More than half of Oahu’s residential water customers can expect a visit during the next year from a city contractor tasked with swapping out equipment from their water meter reader boxes near or on their properties.
Approximately 80,000 automated meter-reading transponder units are being replaced islandwide. The transponder units, which are in the water meter boxes that typically are in the public right of way in the front of people’s houses, electronically record the amounts of water used by customers and then transmit that information wirelessly to human BWS readers who drive around and must be in the meters’ vicinity.
Royal Contracting Co. was awarded the $5 million contract.

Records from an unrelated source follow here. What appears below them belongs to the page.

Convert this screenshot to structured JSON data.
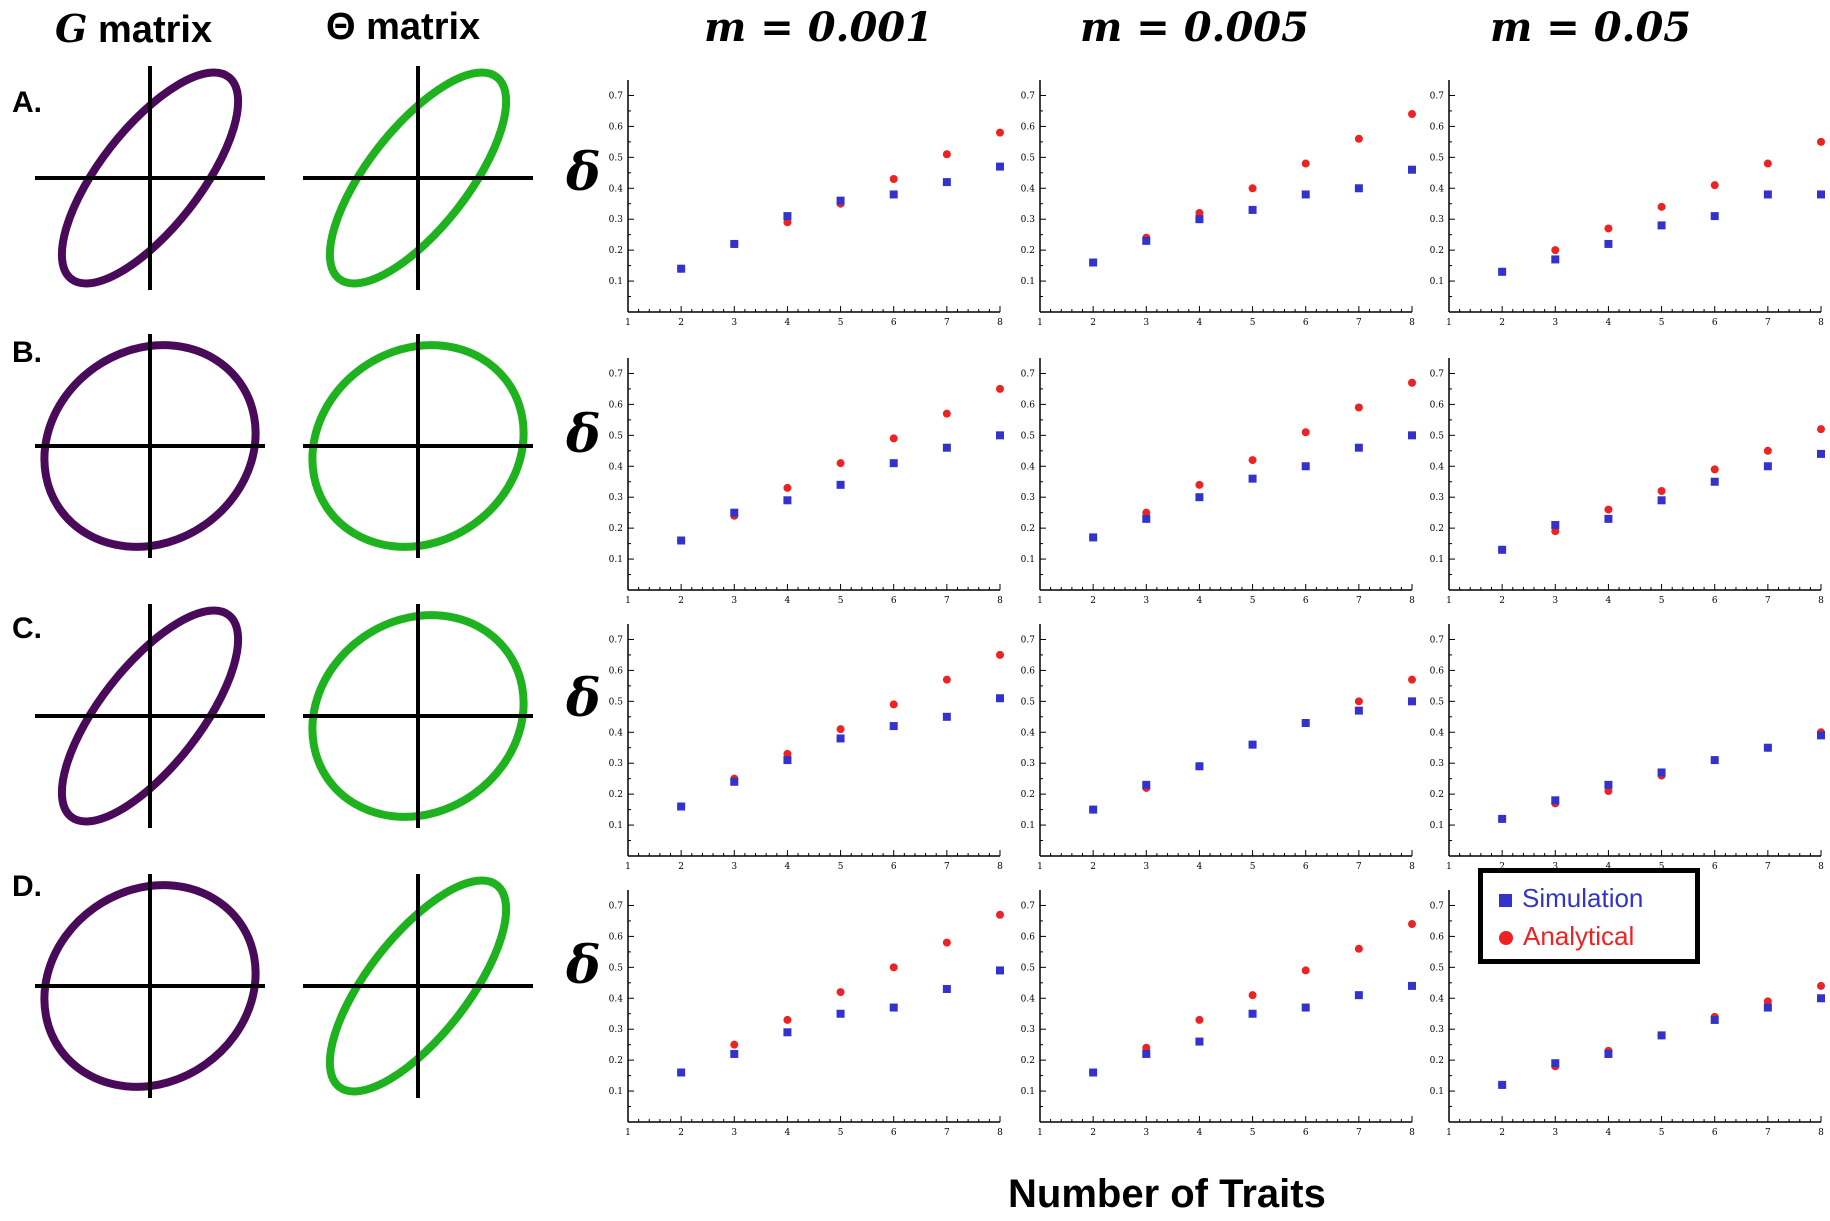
{
  "column_headers": {
    "g_matrix": {
      "symbol": "G",
      "text": "matrix"
    },
    "theta_matrix": {
      "symbol": "Θ",
      "text": "matrix"
    },
    "m_values": [
      "m = 0.001",
      "m = 0.005",
      "m = 0.05"
    ]
  },
  "row_labels": [
    "A.",
    "B.",
    "C.",
    "D."
  ],
  "y_label": "δ",
  "x_label": "Number of Traits",
  "legend": {
    "simulation": "Simulation",
    "analytical": "Analytical"
  },
  "colors": {
    "g_ellipse": "#4a0a5a",
    "theta_ellipse": "#1fb21f",
    "simulation": "#3333cc",
    "analytical": "#ee2222"
  },
  "ellipses": {
    "A": {
      "g": "tilted",
      "theta": "tilted"
    },
    "B": {
      "g": "round",
      "theta": "round"
    },
    "C": {
      "g": "tilted",
      "theta": "round"
    },
    "D": {
      "g": "round",
      "theta": "tilted"
    }
  },
  "chart_data": [
    {
      "row": "A",
      "m": "0.001",
      "type": "scatter",
      "x": [
        2,
        3,
        4,
        5,
        6,
        7,
        8
      ],
      "xlim": [
        1,
        8
      ],
      "ylim": [
        0,
        0.75
      ],
      "yticks": [
        0.1,
        0.2,
        0.3,
        0.4,
        0.5,
        0.6,
        0.7
      ],
      "series": [
        {
          "name": "Simulation",
          "values": [
            0.14,
            0.22,
            0.31,
            0.36,
            0.38,
            0.42,
            0.47
          ]
        },
        {
          "name": "Analytical",
          "values": [
            0.14,
            0.22,
            0.29,
            0.35,
            0.43,
            0.51,
            0.58
          ]
        }
      ]
    },
    {
      "row": "A",
      "m": "0.005",
      "type": "scatter",
      "x": [
        2,
        3,
        4,
        5,
        6,
        7,
        8
      ],
      "xlim": [
        1,
        8
      ],
      "ylim": [
        0,
        0.75
      ],
      "yticks": [
        0.1,
        0.2,
        0.3,
        0.4,
        0.5,
        0.6,
        0.7
      ],
      "series": [
        {
          "name": "Simulation",
          "values": [
            0.16,
            0.23,
            0.3,
            0.33,
            0.38,
            0.4,
            0.46
          ]
        },
        {
          "name": "Analytical",
          "values": [
            0.16,
            0.24,
            0.32,
            0.4,
            0.48,
            0.56,
            0.64
          ]
        }
      ]
    },
    {
      "row": "A",
      "m": "0.05",
      "type": "scatter",
      "x": [
        2,
        3,
        4,
        5,
        6,
        7,
        8
      ],
      "xlim": [
        1,
        8
      ],
      "ylim": [
        0,
        0.75
      ],
      "yticks": [
        0.1,
        0.2,
        0.3,
        0.4,
        0.5,
        0.6,
        0.7
      ],
      "series": [
        {
          "name": "Simulation",
          "values": [
            0.13,
            0.17,
            0.22,
            0.28,
            0.31,
            0.38,
            0.38
          ]
        },
        {
          "name": "Analytical",
          "values": [
            0.13,
            0.2,
            0.27,
            0.34,
            0.41,
            0.48,
            0.55
          ]
        }
      ]
    },
    {
      "row": "B",
      "m": "0.001",
      "type": "scatter",
      "x": [
        2,
        3,
        4,
        5,
        6,
        7,
        8
      ],
      "xlim": [
        1,
        8
      ],
      "ylim": [
        0,
        0.75
      ],
      "yticks": [
        0.1,
        0.2,
        0.3,
        0.4,
        0.5,
        0.6,
        0.7
      ],
      "series": [
        {
          "name": "Simulation",
          "values": [
            0.16,
            0.25,
            0.29,
            0.34,
            0.41,
            0.46,
            0.5
          ]
        },
        {
          "name": "Analytical",
          "values": [
            0.16,
            0.24,
            0.33,
            0.41,
            0.49,
            0.57,
            0.65
          ]
        }
      ]
    },
    {
      "row": "B",
      "m": "0.005",
      "type": "scatter",
      "x": [
        2,
        3,
        4,
        5,
        6,
        7,
        8
      ],
      "xlim": [
        1,
        8
      ],
      "ylim": [
        0,
        0.75
      ],
      "yticks": [
        0.1,
        0.2,
        0.3,
        0.4,
        0.5,
        0.6,
        0.7
      ],
      "series": [
        {
          "name": "Simulation",
          "values": [
            0.17,
            0.23,
            0.3,
            0.36,
            0.4,
            0.46,
            0.5
          ]
        },
        {
          "name": "Analytical",
          "values": [
            0.17,
            0.25,
            0.34,
            0.42,
            0.51,
            0.59,
            0.67
          ]
        }
      ]
    },
    {
      "row": "B",
      "m": "0.05",
      "type": "scatter",
      "x": [
        2,
        3,
        4,
        5,
        6,
        7,
        8
      ],
      "xlim": [
        1,
        8
      ],
      "ylim": [
        0,
        0.75
      ],
      "yticks": [
        0.1,
        0.2,
        0.3,
        0.4,
        0.5,
        0.6,
        0.7
      ],
      "series": [
        {
          "name": "Simulation",
          "values": [
            0.13,
            0.21,
            0.23,
            0.29,
            0.35,
            0.4,
            0.44
          ]
        },
        {
          "name": "Analytical",
          "values": [
            0.13,
            0.19,
            0.26,
            0.32,
            0.39,
            0.45,
            0.52
          ]
        }
      ]
    },
    {
      "row": "C",
      "m": "0.001",
      "type": "scatter",
      "x": [
        2,
        3,
        4,
        5,
        6,
        7,
        8
      ],
      "xlim": [
        1,
        8
      ],
      "ylim": [
        0,
        0.75
      ],
      "yticks": [
        0.1,
        0.2,
        0.3,
        0.4,
        0.5,
        0.6,
        0.7
      ],
      "series": [
        {
          "name": "Simulation",
          "values": [
            0.16,
            0.24,
            0.31,
            0.38,
            0.42,
            0.45,
            0.51
          ]
        },
        {
          "name": "Analytical",
          "values": [
            0.16,
            0.25,
            0.33,
            0.41,
            0.49,
            0.57,
            0.65
          ]
        }
      ]
    },
    {
      "row": "C",
      "m": "0.005",
      "type": "scatter",
      "x": [
        2,
        3,
        4,
        5,
        6,
        7,
        8
      ],
      "xlim": [
        1,
        8
      ],
      "ylim": [
        0,
        0.75
      ],
      "yticks": [
        0.1,
        0.2,
        0.3,
        0.4,
        0.5,
        0.6,
        0.7
      ],
      "series": [
        {
          "name": "Simulation",
          "values": [
            0.15,
            0.23,
            0.29,
            0.36,
            0.43,
            0.47,
            0.5
          ]
        },
        {
          "name": "Analytical",
          "values": [
            0.15,
            0.22,
            0.29,
            0.36,
            0.43,
            0.5,
            0.57
          ]
        }
      ]
    },
    {
      "row": "C",
      "m": "0.05",
      "type": "scatter",
      "x": [
        2,
        3,
        4,
        5,
        6,
        7,
        8
      ],
      "xlim": [
        1,
        8
      ],
      "ylim": [
        0,
        0.75
      ],
      "yticks": [
        0.1,
        0.2,
        0.3,
        0.4,
        0.5,
        0.6,
        0.7
      ],
      "series": [
        {
          "name": "Simulation",
          "values": [
            0.12,
            0.18,
            0.23,
            0.27,
            0.31,
            0.35,
            0.39
          ]
        },
        {
          "name": "Analytical",
          "values": [
            0.12,
            0.17,
            0.21,
            0.26,
            0.31,
            0.35,
            0.4
          ]
        }
      ]
    },
    {
      "row": "D",
      "m": "0.001",
      "type": "scatter",
      "x": [
        2,
        3,
        4,
        5,
        6,
        7,
        8
      ],
      "xlim": [
        1,
        8
      ],
      "ylim": [
        0,
        0.75
      ],
      "yticks": [
        0.1,
        0.2,
        0.3,
        0.4,
        0.5,
        0.6,
        0.7
      ],
      "series": [
        {
          "name": "Simulation",
          "values": [
            0.16,
            0.22,
            0.29,
            0.35,
            0.37,
            0.43,
            0.49
          ]
        },
        {
          "name": "Analytical",
          "values": [
            0.16,
            0.25,
            0.33,
            0.42,
            0.5,
            0.58,
            0.67
          ]
        }
      ]
    },
    {
      "row": "D",
      "m": "0.005",
      "type": "scatter",
      "x": [
        2,
        3,
        4,
        5,
        6,
        7,
        8
      ],
      "xlim": [
        1,
        8
      ],
      "ylim": [
        0,
        0.75
      ],
      "yticks": [
        0.1,
        0.2,
        0.3,
        0.4,
        0.5,
        0.6,
        0.7
      ],
      "series": [
        {
          "name": "Simulation",
          "values": [
            0.16,
            0.22,
            0.26,
            0.35,
            0.37,
            0.41,
            0.44
          ]
        },
        {
          "name": "Analytical",
          "values": [
            0.16,
            0.24,
            0.33,
            0.41,
            0.49,
            0.56,
            0.64
          ]
        }
      ]
    },
    {
      "row": "D",
      "m": "0.05",
      "type": "scatter",
      "x": [
        2,
        3,
        4,
        5,
        6,
        7,
        8
      ],
      "xlim": [
        1,
        8
      ],
      "ylim": [
        0,
        0.75
      ],
      "yticks": [
        0.1,
        0.2,
        0.3,
        0.4,
        0.5,
        0.6,
        0.7
      ],
      "series": [
        {
          "name": "Simulation",
          "values": [
            0.12,
            0.19,
            0.22,
            0.28,
            0.33,
            0.37,
            0.4
          ]
        },
        {
          "name": "Analytical",
          "values": [
            0.12,
            0.18,
            0.23,
            0.28,
            0.34,
            0.39,
            0.44
          ]
        }
      ]
    }
  ]
}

Customers will be notified one to two weeks prior to the replacement work taking place in their neighborhoods. Notification will be done either in person or with door hanger cards.
In cases where meter boxes are on private property, arrangements will be made with individual customers in advance for the contractors to gain access to their boxes.
Switching out the units typically takes 15 to 20 minutes, BWS officials said. The work will take place between 7:30 a.m. and 10:30 p.m. daily, except on state highways where work is allowed only until 3:30 p.m. Authorized workers for Royal Contracting and EKNA Services, the project’s construction managers, will wear yellow vests bearing the logos of their companies. Project financing is through the water agency’s capital improvements budget, so water customers should not be approached for payment.
Water service is not shut off during the conversions.
About 47,000 other transponder units already were previously swapped out under a pilot project, BWS officials said. The city currently has 151,848 residential customers.
BWS Water Manager Ernest Lau said many of the transponders have exceeded their service life and that the new units will help increase the efficiency of the automated meter reading process. The agency expects read rates of 95% or higher with the new responders, up from the current 85%.
“With the higher efficiency, we will be able to get the reads and maybe be able to save our customers some funds by doing it more efficiently and with less resources,” Lau said.
Before transponders and drive-by readings replaced manual readings in the early 2000s, “the old style was, the meter reader would have to walk up to the meter, open up the cover, flip the dial open and write (the reading) in a book.”
For more information, go to hbws.me/mxu, email ContactUs@hbws.org or call 748-6500.
When reads can’t be collected through responders, BWS workers need to obtain manual readings from the meters, which requires additional time and effort, BWS officials said.
Correction: Conversion of the transponder units will take place between 7:30 a.m. and 10:30 p.m. daily, except on state highways where work is allowed only until 3:30 p.m. An earlier version of this story gave incorrect hours.